Other data support the conclusion that the financial gains in the U.S. economy have largely accrued to the top 20% of households. Sociologist G. William Dumhoff has drawn an important distinction between the net worth held by households in "marketable assets," such as homes and vehicles, and "financial wealth." The key difference is that homes and other tangible assets are, in Dumhoff's words, "not as readily converted into cash and are more valuable to their owners for use purposes than they are for resale."
Financial wealth such as stocks, bonds and other securities are liquid, and therefore easily converted to cash. These assets are what Dumhoff describes as "non-home wealth" in "Wealth, Income, and Power in America" on his website. As of 2007, the bottom 80% of American households held a mere 7% of these financial assets, while the top 1% held 42.7% and the top 20% held fully 93%.

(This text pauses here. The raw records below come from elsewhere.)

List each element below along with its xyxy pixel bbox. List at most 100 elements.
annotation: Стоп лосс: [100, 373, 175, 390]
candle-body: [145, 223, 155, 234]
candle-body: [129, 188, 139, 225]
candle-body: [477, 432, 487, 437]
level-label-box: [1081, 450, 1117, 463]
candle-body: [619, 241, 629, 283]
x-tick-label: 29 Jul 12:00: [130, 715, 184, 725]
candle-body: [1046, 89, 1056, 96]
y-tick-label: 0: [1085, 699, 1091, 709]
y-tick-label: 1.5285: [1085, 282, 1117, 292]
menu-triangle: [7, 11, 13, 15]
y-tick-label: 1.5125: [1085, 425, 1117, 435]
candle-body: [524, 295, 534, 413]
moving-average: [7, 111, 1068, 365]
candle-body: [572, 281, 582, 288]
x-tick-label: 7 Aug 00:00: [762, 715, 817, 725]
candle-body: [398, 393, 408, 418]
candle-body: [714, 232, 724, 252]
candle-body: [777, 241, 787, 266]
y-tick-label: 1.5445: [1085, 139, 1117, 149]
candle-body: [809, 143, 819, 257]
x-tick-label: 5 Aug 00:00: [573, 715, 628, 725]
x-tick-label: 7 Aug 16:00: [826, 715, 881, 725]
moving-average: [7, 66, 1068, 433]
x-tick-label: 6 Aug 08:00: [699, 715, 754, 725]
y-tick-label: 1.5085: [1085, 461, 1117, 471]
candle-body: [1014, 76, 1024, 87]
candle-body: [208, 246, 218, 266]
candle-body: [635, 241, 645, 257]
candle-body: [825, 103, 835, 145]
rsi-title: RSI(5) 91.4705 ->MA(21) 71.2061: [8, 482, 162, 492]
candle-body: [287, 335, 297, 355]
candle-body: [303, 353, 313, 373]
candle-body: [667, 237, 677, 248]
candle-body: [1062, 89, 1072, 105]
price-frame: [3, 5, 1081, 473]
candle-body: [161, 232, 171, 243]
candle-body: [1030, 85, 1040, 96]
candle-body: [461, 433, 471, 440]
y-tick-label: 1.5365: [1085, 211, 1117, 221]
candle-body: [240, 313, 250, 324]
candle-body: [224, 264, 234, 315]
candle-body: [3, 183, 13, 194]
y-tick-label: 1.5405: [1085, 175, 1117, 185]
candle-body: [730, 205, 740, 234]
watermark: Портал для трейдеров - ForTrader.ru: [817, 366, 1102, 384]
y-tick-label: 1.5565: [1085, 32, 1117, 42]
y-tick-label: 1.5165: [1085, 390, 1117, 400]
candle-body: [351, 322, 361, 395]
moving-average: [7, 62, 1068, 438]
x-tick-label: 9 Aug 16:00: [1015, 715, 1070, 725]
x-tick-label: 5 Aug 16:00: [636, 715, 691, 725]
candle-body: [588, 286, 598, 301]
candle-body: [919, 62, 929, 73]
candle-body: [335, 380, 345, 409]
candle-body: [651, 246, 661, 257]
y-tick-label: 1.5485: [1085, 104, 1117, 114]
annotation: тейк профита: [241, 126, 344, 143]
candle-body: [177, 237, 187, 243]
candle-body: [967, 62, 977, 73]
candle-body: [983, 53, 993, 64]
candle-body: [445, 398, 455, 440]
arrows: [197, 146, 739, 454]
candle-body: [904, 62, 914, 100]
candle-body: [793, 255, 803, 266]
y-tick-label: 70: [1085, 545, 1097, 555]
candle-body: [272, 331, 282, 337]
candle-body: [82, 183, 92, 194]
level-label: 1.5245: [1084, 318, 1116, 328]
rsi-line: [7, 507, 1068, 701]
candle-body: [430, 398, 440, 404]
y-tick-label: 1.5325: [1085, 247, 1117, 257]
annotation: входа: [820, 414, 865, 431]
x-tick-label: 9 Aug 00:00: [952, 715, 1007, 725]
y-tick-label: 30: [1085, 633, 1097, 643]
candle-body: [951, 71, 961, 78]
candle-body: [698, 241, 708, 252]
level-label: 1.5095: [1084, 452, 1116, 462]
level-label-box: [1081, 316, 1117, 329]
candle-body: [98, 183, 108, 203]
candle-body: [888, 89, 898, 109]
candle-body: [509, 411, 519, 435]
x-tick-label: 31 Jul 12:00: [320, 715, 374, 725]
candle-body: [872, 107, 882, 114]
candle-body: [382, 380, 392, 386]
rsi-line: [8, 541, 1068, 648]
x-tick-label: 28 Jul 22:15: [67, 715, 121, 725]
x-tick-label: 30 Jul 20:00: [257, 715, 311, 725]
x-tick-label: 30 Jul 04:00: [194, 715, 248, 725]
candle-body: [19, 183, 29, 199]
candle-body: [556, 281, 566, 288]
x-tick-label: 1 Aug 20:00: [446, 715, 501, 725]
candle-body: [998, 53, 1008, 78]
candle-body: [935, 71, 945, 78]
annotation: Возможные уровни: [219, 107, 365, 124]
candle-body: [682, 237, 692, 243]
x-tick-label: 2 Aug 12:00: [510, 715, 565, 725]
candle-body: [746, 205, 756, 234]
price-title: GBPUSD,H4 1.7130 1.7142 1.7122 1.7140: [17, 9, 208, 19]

If we look at these data together, it's clear that the majority of American households have little "non-home wealth" financial cushion, and thus it's no wonder that these same households are often living paycheck to paycheck. While many may be tempted to launch a partisan tirade to "explain" these statistics, trends that stretch back decades are structural in nature. Any comprehensive account must incorporate the complex economic history of the past 35 years.